Ils t’ont donné une copie de la photo que je
t’ai envoyée par fax ?
- Non !
- Et la photo que j’avais jointe à ta lettre ?
Elle n’est pas arrivée ?
- Non, je n’ai rien reçu.
Nous poursuivons notre conversation. Les
questions restent en suspens dans nos esprits
pendant que nous scrutons les aiguilles de
l’horloge. Elles nous accaparent et volent de
notre temps. Ensuite, sans nous prévenir, on
nous annonce que nos quarante-cinq minutes se
sont écoulées. Nous nous disons au revoir avant
que le téléphone ne soit coupé et qu’il cesse de
me transmettre sa voix de l’autre côté de la
paroi de verre. Je me force à sortir de la salle
de visite en essayant d’évacuer le désarroi de
ces instants de séparation. Nous prenons date
pour notre prochaine rencontre d’ici quinze
jours.
Les quarante-cinq minutes sont donc épuisées.
C’est le signal du déclenchement du compte à
rebours jusqu’à la prochaine visite, avec tout
ce que cela peut signifier, avec tout le désir
que cela peut comporter. Nos vies tournent
autour du rythme de nos rencontres toutes les
deux semaines. Nous parlons de ce qui s’est
passé avant ce dimanche et de ce qui doit se
passer ensuite.
Les deux semaines sont passées. La première nous
semble toujours aussi longue qu’ennuyeuse. Mais
quand enfin elle s’achève et qu’arrive le
dimanche du milieu, le temps nous paraît soudain
voler jusqu’à ce que nous soyons enfin au
dimanche suivant.
C’est alors que j’entame notre dialogue en lui
demandant :
- Ils t’ont donné une copie de la photo que je
t’ai envoyée par fax ?
- Non !
- Et la photo que j’avais jointe à ta lettre ?
Elle n’est pas arrivée ?
- J’ai la lettre mais pas la photo. J’ai aussi
reçu la lettre n° 60 !
- Mais je t’ai envoyé la photo avec la lettre n°
59 ! Et je t’ai aussi depuis adressé la lettre
n°61. Je pensais même que tu l’avais déjà reçue.
C’est bizarre !
C’est vraiment étrange. Bien que cela coûte 5
fois plus cher que le courrier normal, j’avais
pris soin de la lui envoyer par lettre
recommandée pour m’assurer qu’elle arriverait
intacte.
Nous sommes tous les deux très surpris. Mais
très vite, des sujets plus importants occupent
nos pensées. Notre amour, notre séparation, les
campagnes de solidarité. Aussi tous ces menus
détails du quotidien qui ont pris tant
d’importance, surtout depuis que le seul contact
avec lui se fait par l’intermédiaire des lettres
que nous échangeons et le peu d’informations que
nous arrivons à lui confier. Avec autant de
ferveur que d’impatience, il savoure le moindre
détail. Il déguste chaque mot et chaque geste
afin de pouvoir, plus tard, quand il se retrouve
seul dans sa cellule, s’en régaler encore une
fois en les remémorant. Nous procédons de même
sitôt rentrées à la maison.
Avant que ne s’achève notre rencontre et que les
aiguilles de la montre aient dévoré ce qui nous
reste de temps, j’attire encore son attention :
- N’oublie pas de réclamer la lettre. Tu leur
diras : « Mon épouse m’a adressé une lettre
recommandée avec la photo de la sandale. Elle
l’a également transmise par fax comme l’avait
suggéré le directeur du service pénitentiaire.
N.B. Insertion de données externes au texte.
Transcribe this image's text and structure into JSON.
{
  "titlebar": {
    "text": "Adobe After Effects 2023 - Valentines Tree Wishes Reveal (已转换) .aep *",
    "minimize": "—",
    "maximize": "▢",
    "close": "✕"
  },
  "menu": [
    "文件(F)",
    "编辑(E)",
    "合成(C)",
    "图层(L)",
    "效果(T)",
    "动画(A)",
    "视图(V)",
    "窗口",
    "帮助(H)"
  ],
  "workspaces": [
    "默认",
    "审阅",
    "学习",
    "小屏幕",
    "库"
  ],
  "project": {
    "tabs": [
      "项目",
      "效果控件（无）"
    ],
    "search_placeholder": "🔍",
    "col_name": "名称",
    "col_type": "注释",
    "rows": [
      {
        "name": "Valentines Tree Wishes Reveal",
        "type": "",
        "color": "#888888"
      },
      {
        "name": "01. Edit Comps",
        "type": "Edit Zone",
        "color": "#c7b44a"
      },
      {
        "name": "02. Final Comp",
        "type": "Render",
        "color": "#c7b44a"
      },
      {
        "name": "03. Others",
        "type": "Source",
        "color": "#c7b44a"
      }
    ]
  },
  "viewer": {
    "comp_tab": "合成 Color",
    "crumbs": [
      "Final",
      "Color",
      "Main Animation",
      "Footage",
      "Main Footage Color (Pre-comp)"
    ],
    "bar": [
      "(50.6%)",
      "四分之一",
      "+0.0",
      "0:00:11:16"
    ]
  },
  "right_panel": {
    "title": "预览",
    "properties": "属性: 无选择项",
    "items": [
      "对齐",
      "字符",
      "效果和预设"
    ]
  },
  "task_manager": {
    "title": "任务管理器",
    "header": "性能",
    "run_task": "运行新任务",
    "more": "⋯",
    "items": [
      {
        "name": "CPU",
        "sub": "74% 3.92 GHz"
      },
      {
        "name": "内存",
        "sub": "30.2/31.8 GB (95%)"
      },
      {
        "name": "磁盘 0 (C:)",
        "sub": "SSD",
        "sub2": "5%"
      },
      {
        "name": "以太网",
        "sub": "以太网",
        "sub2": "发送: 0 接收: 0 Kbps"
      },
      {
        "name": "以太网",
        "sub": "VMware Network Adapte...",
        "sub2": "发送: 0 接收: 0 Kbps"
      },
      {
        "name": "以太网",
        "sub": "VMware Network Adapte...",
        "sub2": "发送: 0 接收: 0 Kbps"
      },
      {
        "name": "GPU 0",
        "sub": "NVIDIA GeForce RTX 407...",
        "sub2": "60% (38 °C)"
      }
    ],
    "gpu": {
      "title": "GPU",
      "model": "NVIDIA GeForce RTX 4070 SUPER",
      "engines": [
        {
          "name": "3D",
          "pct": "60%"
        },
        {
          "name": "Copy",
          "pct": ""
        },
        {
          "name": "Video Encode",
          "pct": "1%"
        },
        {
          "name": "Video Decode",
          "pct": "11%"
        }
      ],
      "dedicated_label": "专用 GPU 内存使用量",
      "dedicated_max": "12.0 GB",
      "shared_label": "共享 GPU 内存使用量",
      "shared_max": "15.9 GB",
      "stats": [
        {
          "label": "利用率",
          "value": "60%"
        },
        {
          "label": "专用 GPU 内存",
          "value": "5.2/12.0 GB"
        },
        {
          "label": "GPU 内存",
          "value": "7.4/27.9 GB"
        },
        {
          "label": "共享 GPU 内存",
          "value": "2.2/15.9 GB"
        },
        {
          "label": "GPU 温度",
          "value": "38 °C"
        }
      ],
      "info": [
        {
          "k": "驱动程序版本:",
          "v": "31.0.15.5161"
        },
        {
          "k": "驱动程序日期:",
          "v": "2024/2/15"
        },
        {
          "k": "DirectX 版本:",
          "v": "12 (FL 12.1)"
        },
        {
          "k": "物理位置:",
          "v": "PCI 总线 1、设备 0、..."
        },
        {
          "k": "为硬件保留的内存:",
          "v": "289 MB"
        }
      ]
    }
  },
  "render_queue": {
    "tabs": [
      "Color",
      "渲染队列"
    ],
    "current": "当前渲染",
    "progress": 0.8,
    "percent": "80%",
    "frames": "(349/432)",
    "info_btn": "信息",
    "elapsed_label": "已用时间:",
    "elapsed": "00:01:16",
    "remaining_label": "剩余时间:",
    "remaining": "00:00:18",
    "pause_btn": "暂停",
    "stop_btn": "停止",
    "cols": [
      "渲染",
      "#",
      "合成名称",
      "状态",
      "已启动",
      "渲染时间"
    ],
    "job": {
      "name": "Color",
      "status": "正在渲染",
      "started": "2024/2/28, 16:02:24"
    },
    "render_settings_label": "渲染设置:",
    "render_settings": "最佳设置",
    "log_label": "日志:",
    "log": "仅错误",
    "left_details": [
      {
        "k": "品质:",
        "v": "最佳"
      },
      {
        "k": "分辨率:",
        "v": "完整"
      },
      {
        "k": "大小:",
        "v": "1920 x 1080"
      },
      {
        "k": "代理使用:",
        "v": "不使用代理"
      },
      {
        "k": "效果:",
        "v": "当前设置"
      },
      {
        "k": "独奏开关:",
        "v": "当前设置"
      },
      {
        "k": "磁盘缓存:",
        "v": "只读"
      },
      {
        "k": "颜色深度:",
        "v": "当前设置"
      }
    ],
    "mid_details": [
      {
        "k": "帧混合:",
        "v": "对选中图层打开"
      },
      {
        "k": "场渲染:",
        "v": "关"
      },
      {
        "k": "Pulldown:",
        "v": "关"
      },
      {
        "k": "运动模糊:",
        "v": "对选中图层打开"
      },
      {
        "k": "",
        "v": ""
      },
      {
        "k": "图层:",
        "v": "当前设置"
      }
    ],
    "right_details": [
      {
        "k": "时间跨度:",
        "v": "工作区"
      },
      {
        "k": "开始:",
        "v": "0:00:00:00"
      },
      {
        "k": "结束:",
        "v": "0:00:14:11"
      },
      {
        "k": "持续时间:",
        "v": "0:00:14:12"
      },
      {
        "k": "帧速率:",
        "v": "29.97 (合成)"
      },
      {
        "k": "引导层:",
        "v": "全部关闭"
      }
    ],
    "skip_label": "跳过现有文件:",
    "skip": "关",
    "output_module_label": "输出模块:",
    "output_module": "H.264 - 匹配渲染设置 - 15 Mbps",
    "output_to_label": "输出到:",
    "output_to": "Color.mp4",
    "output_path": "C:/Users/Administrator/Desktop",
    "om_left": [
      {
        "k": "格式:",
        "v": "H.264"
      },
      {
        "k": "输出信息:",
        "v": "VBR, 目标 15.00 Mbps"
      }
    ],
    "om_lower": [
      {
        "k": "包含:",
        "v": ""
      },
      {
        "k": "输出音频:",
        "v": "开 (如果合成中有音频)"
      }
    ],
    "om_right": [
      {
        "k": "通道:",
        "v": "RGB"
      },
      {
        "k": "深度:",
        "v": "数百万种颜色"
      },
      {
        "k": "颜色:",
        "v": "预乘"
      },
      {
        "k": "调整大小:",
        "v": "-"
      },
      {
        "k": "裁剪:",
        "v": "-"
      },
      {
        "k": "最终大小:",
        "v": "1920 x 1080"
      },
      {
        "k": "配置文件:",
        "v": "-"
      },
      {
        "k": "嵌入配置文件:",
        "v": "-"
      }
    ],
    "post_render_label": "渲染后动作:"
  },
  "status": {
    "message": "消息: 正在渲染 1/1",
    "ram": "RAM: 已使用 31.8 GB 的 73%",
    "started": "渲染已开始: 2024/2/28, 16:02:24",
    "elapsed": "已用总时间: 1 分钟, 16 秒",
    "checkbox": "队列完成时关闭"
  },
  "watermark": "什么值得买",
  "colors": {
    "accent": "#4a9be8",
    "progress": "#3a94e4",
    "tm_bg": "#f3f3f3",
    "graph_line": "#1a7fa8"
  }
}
Il lui a dit : ‘Si vous le voulez, envoyez une
copie par fax. Vous avez le numéro, vous avez
toujours la possibilité d’adresser un fax’ ».
Je dois avouer que, ce jour-là, je n’étais pas
certaine du sens à donner aux paroles du
directeur. Ne se payait-il pas ma tête ? Ou se
doutait-il que je n’étais pas du genre à
renoncer et que j’insisterais jusqu’à ce que
j’obtienne une réponse ? Il m’arrivait de temps
à autre d’envoyer des courriers aux
fonctionnaires de la prison et aux représentants
de l’autorité pénitentiaire relatifs à divers
sujets concernant mon mari qui y est incarcéré.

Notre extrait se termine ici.